Monday, July 8, 2013

How's That Fundamental Transformation Doing?

Now that President Obama is into his second term, let's take a look at that "fundamental transformation" he was talking about right after the election in 2008.

"Fundamental transformation" is the basic conceit at the heart of progressivism.  It imagines that by changing the configuration of free stuff it can end centuries of oppression and inequality.  Here is young Ezra Klein imagining, in the aftermath of the Obamacare employer mandate delay, that we are just a course change away from Obamacare success and health care as free stuff.
Congress should use the next year to improve the employer mandate. There are plenty of better ideas out there: The Senate Health Committee’s bill used a mandate with a smaller penalty, but one that accrued to both full-time and part-time workers. The House bill tied its penalty to the percentage of payroll an employer spent on health care. We can do better, and we should.

And then, in a couple of years, when the exchanges are up and running and expensive employer-based plans are getting hit by the “Cadillac Tax”, perhaps employers will be open to rethinking whether they should be in the health-insurance business at all. If and when that happens, Congress should happily help them ease out of it.
Notice how Klein does not really think of health care as something where the American people are involved in the decision making.  "We" will decide, and in a couple of years employers will be ready for single-payer.
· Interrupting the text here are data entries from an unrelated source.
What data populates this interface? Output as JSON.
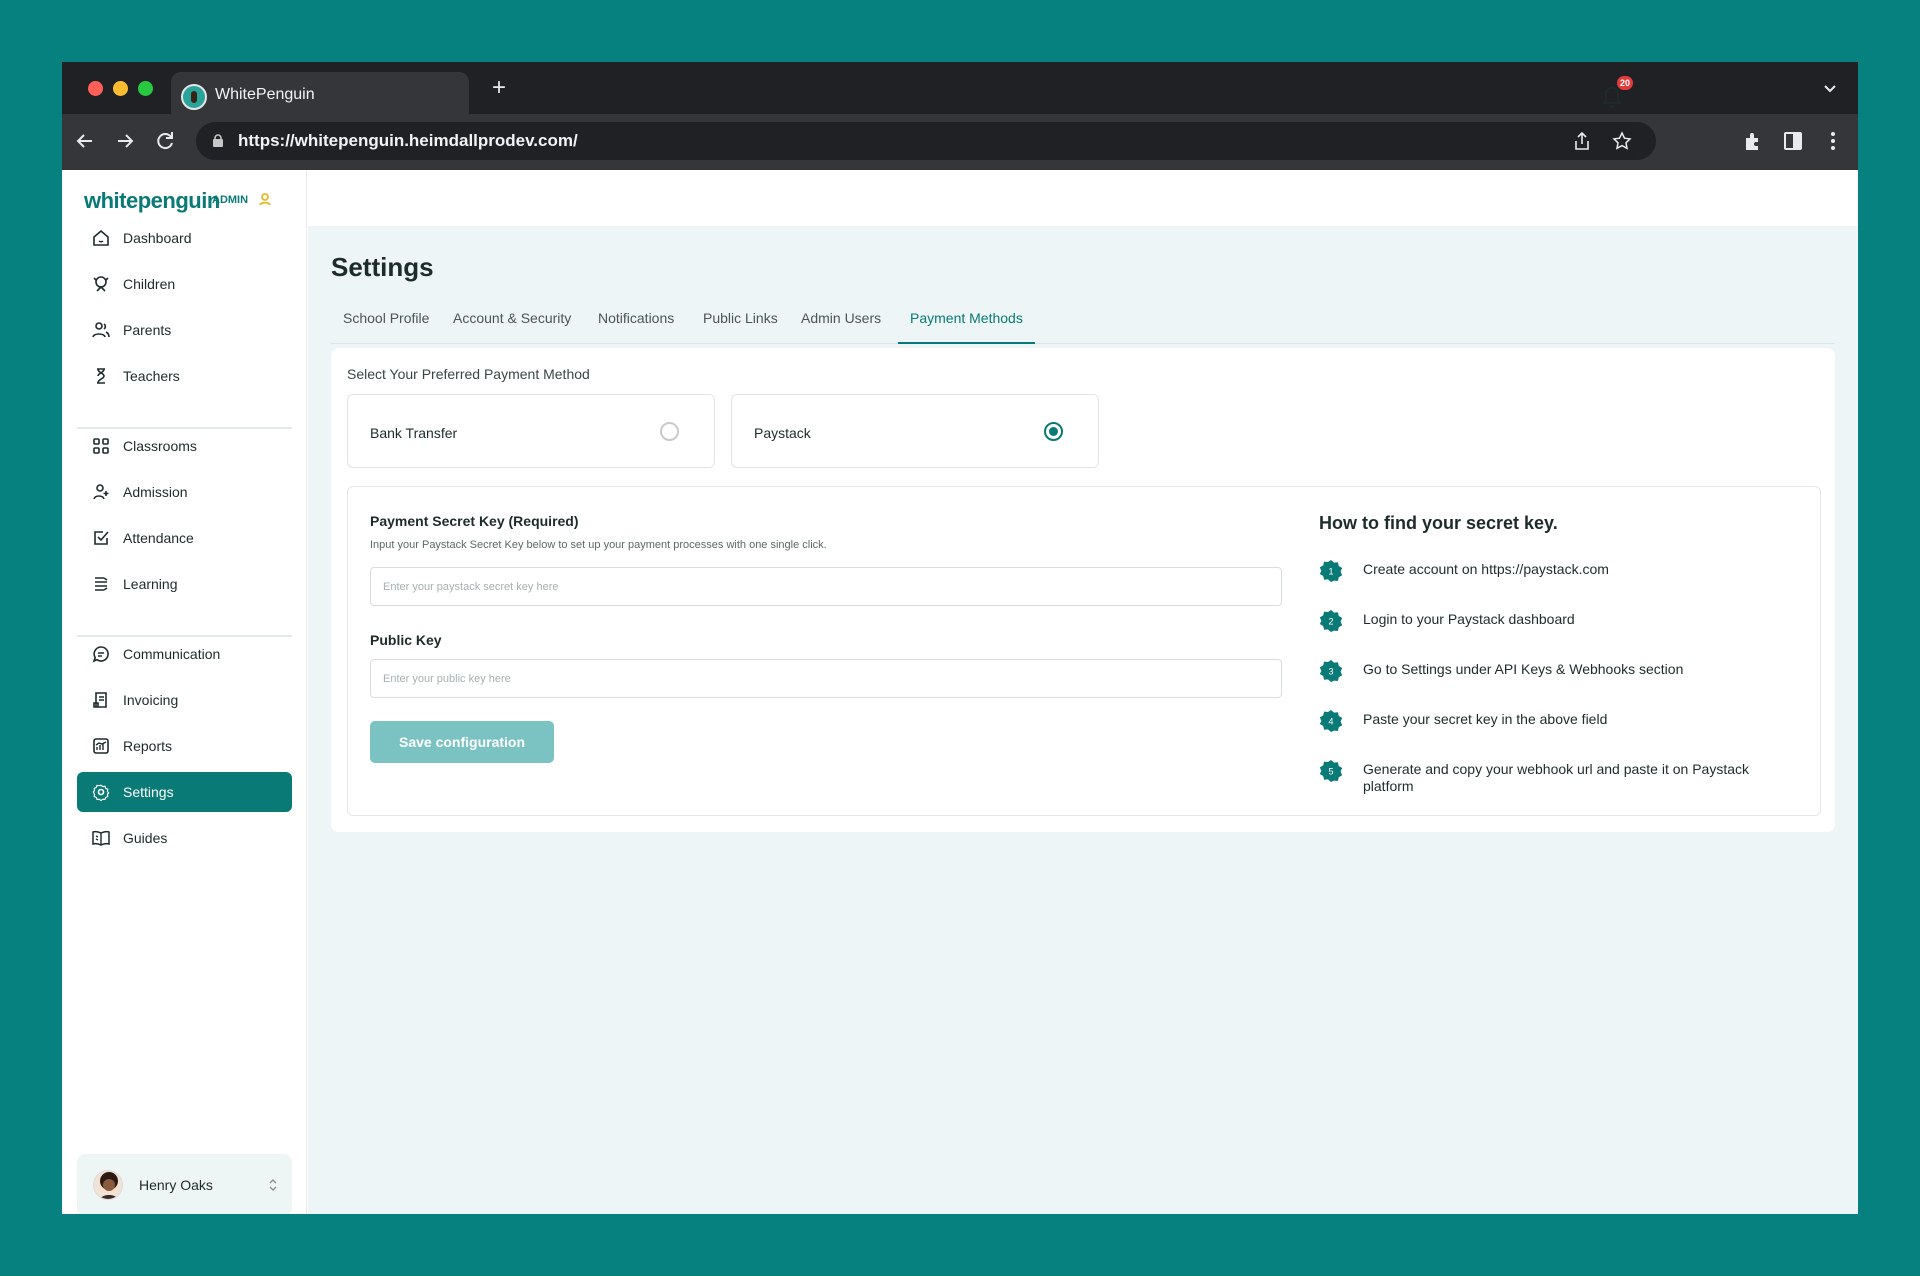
{
  "browser": {
    "tab_title": "WhitePenguin",
    "new_tab": "+",
    "url": "https://whitepenguin.heimdallprodev.com/"
  },
  "brand": {
    "logo": "whitepenguin",
    "badge": "ADMIN"
  },
  "sidebar": {
    "items": [
      {
        "label": "Dashboard",
        "icon": "home-icon"
      },
      {
        "label": "Children",
        "icon": "child-icon"
      },
      {
        "label": "Parents",
        "icon": "users-icon"
      },
      {
        "label": "Teachers",
        "icon": "teacher-icon"
      },
      {
        "label": "Classrooms",
        "icon": "grid-icon"
      },
      {
        "label": "Admission",
        "icon": "user-add-icon"
      },
      {
        "label": "Attendance",
        "icon": "checkbox-icon"
      },
      {
        "label": "Learning",
        "icon": "book-icon"
      },
      {
        "label": "Communication",
        "icon": "chat-icon"
      },
      {
        "label": "Invoicing",
        "icon": "invoice-icon"
      },
      {
        "label": "Reports",
        "icon": "chart-icon"
      },
      {
        "label": "Settings",
        "icon": "gear-icon",
        "active": true
      },
      {
        "label": "Guides",
        "icon": "open-book-icon"
      }
    ],
    "user": {
      "name": "Henry Oaks"
    }
  },
  "notifications": {
    "count": "20"
  },
  "settings": {
    "title": "Settings",
    "tabs": [
      "School Profile",
      "Account & Security",
      "Notifications",
      "Public Links",
      "Admin Users",
      "Payment Methods"
    ],
    "active_tab": "Payment Methods",
    "method_prompt": "Select Your Preferred Payment Method",
    "methods": [
      {
        "label": "Bank Transfer",
        "selected": false
      },
      {
        "label": "Paystack",
        "selected": true
      }
    ],
    "form": {
      "secret_label": "Payment Secret Key (Required)",
      "secret_help": "Input your Paystack Secret Key below to set up your payment processes with one single click.",
      "secret_placeholder": "Enter your paystack secret key here",
      "public_label": "Public Key",
      "public_placeholder": "Enter your public key here",
      "save_label": "Save configuration"
    },
    "guide": {
      "title": "How to find your secret key.",
      "steps": [
        {
          "num": "1",
          "text": "Create account on https://paystack.com"
        },
        {
          "num": "2",
          "text": "Login to your Paystack dashboard"
        },
        {
          "num": "3",
          "text": "Go to Settings under API Keys & Webhooks section"
        },
        {
          "num": "4",
          "text": "Paste your secret key in the above field"
        },
        {
          "num": "5",
          "text": "Generate and copy your webhook url and paste it on Paystack platform"
        }
      ]
    }
  },
  "colors": {
    "background": "#078080",
    "accent": "#0a7a76",
    "button_disabled": "#7bc2c2",
    "badge": "#e23b3b"
  }
}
The ruling class is the ruling class, and that means that the default option is that it has the power to nudge the nation towards its vision of society.  The current ruling class believes in a society where the big shots get called by the educated elite on the key questions of pensions, health care, education, relief of the poor and sexual relations, and the economy and the environment.  Indeed, pretty well everything.
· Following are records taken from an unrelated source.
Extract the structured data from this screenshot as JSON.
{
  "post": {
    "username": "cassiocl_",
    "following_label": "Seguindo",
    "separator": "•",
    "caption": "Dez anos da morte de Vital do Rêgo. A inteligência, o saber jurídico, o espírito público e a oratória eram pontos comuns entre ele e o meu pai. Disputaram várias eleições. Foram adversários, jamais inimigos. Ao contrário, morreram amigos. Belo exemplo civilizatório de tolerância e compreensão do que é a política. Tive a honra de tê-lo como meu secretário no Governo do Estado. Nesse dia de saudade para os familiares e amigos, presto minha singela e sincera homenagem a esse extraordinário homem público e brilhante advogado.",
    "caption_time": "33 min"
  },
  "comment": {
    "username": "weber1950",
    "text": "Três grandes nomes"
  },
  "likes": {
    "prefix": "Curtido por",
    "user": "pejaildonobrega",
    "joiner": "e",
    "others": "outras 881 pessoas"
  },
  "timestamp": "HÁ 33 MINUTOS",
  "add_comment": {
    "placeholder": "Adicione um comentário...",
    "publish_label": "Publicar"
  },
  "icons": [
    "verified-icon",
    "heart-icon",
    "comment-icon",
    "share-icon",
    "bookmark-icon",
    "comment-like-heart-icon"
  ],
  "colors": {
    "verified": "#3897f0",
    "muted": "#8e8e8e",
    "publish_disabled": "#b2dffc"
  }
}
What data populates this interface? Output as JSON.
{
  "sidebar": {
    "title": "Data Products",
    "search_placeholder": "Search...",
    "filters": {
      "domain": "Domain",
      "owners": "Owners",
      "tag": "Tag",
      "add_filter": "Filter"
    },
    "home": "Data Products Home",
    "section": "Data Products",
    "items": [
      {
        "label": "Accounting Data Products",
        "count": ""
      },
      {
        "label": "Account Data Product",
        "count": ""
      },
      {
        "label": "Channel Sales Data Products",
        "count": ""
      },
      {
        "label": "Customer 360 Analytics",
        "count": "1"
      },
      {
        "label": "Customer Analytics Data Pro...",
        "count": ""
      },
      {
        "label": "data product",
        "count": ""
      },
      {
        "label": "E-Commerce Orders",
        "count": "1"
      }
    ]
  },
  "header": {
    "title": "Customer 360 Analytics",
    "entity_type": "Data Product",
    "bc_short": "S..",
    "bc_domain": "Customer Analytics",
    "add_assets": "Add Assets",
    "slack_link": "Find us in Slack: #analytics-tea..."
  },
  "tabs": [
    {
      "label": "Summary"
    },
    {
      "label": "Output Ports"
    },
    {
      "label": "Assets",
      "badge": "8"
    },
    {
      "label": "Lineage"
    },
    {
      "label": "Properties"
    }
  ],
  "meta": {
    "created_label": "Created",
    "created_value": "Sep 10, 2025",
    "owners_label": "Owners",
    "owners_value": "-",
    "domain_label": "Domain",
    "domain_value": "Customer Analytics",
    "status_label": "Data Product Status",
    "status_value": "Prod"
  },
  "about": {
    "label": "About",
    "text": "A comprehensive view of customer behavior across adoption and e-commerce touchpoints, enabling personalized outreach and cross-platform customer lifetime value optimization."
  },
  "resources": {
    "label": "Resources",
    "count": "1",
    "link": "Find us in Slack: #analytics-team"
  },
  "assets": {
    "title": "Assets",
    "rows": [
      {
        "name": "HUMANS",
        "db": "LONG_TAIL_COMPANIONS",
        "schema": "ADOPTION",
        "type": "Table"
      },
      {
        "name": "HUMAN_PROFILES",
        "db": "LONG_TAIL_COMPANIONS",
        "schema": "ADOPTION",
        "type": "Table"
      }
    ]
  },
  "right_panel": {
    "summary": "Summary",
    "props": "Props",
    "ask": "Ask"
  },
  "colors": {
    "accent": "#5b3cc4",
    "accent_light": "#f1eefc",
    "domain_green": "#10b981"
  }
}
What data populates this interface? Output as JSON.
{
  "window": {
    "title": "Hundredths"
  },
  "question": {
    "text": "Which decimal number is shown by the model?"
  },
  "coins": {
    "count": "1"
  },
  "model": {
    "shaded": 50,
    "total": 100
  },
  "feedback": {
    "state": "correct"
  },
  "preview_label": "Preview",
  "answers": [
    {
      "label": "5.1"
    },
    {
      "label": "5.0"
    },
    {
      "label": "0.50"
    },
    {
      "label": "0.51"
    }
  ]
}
In between calling the big shots, the ruling class gets to administer the whole thing.

The best way for the ruling class to get where they want is to jog along, adding a new program here, adjusting an old program there.  But ruling classes not not really like such a low-energy governance.  They want to sit on Olympus and make the heavens echo with the thunderbolts of their power and glory.  That is what "fundamental transformation" is for.
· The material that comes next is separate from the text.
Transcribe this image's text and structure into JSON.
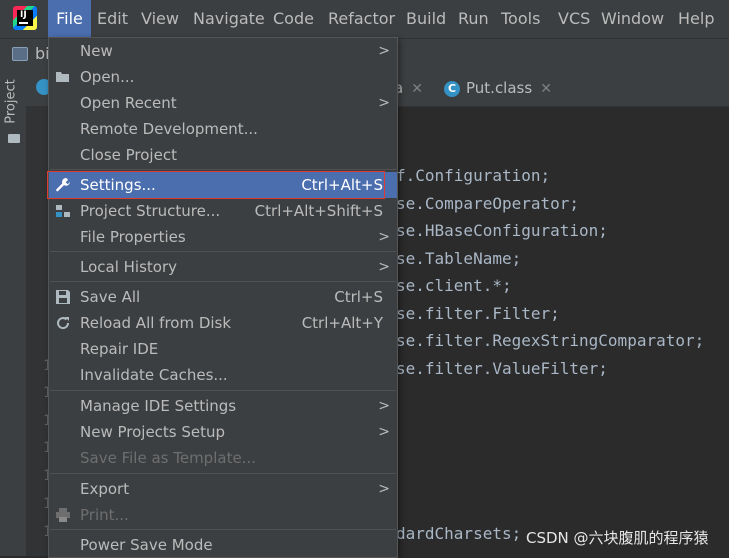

But the risk is that fundamental transformation will wake the sleeping multitude.  It will make them realize that they don't want fundamental transformation at all, but just a little bit of free stuff here and there before they go back to sleep.

When this happens it is called "biting off more than you can chew."  The Obama administration has been in such a hurry to fundamentally transform everything that it might teach the American people that really they would rather just be left alone.

That gives conservatives a chance for political power and the opportunity to dial back on the fundamental transformation.

Although, of course, the truth is that conservatives have no intention of leaving the American people alone either.  We want to blow up the welfare state and all its anti-social free stuff and create a beautiful vision of a truly civil society of neighbors and associations.

If we conservatives ever got to do that, the American people would probably be as mad as hell and run us out of power for a generation.

1 comment:

  1. It would seem possible to me that we could sell a majority of the people over time on key aspects of the conservative program, one step at a time. Not to throw thunderbolts at them, but rather to give them small doses of right reason and right steps, and eventually a larger view of the overall plan. (softly, softly, catchee monkey!)

    This ties in to the idea I wrote to you about a month or so ago, to create a 10 chart sales pitch tuned to the average guy for the conservative program, to provide the reference basis for touting one or two of the main steps at a time per speech to help acquire the political majority in the House, Senate, and the presidency. Every tenet stated would be backed up with white papers setting down the facts in detail.

    The plan, then, ties it all together so that the voter sees clearly and in detail what he is buying, and why it is the right practical approach.